Tuesday, September 16, 2014

Changing Times in the Excess Workers' Compensation Market



A group of companies that band together to self-insure their workers' compensation obligations on a mutual joint-and-several basis are referred to as "self insured funds". These funds are required by statute in every state to purchase excess workers' compensation insurance for protection from large losses. This ensures that the medical bills and lost wages arising from catastrophic work-related injuries to employees will be paid. Until recently, buyers for this type of insurance enjoyed a market with lots of competition, low minimum premiums, and low per-occurrence retentions.

Over the last twelve months the market for excess insurance has changed dramatically. Minimum premiums and per-occurrence retentions are increasing for everyone. This puts a strain on the assets of funds due to higher cost and retention of more loss volatility.

Why has the market changed so dramatically?

1. The number of insurance companies writing excess workers' compensation insurance has declined dramatically. In the past there were almost a dozen players in the market. Today there are only about five or six.

2. Medical cost inflation is still growing at a higher rate than the inflation rate of the overall economy.

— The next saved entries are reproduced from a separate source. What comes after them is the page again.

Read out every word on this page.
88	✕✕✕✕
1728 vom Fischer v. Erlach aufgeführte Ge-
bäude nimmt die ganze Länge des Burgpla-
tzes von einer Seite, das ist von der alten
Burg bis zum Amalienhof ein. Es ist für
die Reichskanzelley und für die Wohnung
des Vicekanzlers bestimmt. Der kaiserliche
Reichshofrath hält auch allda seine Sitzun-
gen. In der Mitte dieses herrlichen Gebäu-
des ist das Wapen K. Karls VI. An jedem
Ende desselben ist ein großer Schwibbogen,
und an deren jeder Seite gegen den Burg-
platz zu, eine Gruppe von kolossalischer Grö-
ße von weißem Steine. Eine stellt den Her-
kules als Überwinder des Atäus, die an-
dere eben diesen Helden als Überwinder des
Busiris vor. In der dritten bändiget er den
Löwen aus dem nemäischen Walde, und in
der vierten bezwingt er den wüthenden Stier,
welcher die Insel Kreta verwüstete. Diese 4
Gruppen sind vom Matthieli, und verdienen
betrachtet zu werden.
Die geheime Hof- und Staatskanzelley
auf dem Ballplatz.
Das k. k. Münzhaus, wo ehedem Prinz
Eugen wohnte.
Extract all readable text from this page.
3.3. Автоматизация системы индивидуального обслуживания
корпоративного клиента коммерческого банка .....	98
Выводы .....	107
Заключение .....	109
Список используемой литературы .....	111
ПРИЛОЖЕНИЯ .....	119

Higher medical costs mean more claims are exceeding the old per-occurrence retentions and costing the excess insurers big bucks.

3. Excess insurers are more selective in the class codes and industries that they will insure. Temporary staffing companies, certain contractor classes and trucking companies are finding it difficult to obtain excess insurance.

4. Less competition means higher premiums and more restrictive policy terms and conditions.

While these changes have created problems for buyers in this market, some of these changes were inevitable. Excess insurers prefer to pay large losses that occur infrequently rather than many smaller losses. By not increasing per occurrence retentions in step with the increase in medical expenses, they saw an increase in loss frequency that became unacceptable over time. Excess insurers ended up picking up most of the medical cost inflation.

As difficult as these market changes are for self insured fund buyers, there are options to consider. One option is to buy what is known as a buffer excess layer which sits below the per occurrence retention of the excess workers' compensation insurance policy. Buffer layer coverage is readily available in the reinsurance market, which is better equipped to assume the frequency and volatility of losses that the excess insurers do not want. Not many fund managers know about this option because the retail broker handling their excess insurance placement often is unfamiliar with what is available in the reinsurance market.

With the purchase of a buffer excess layer, self insured funds get more control of the amount of loss they retain.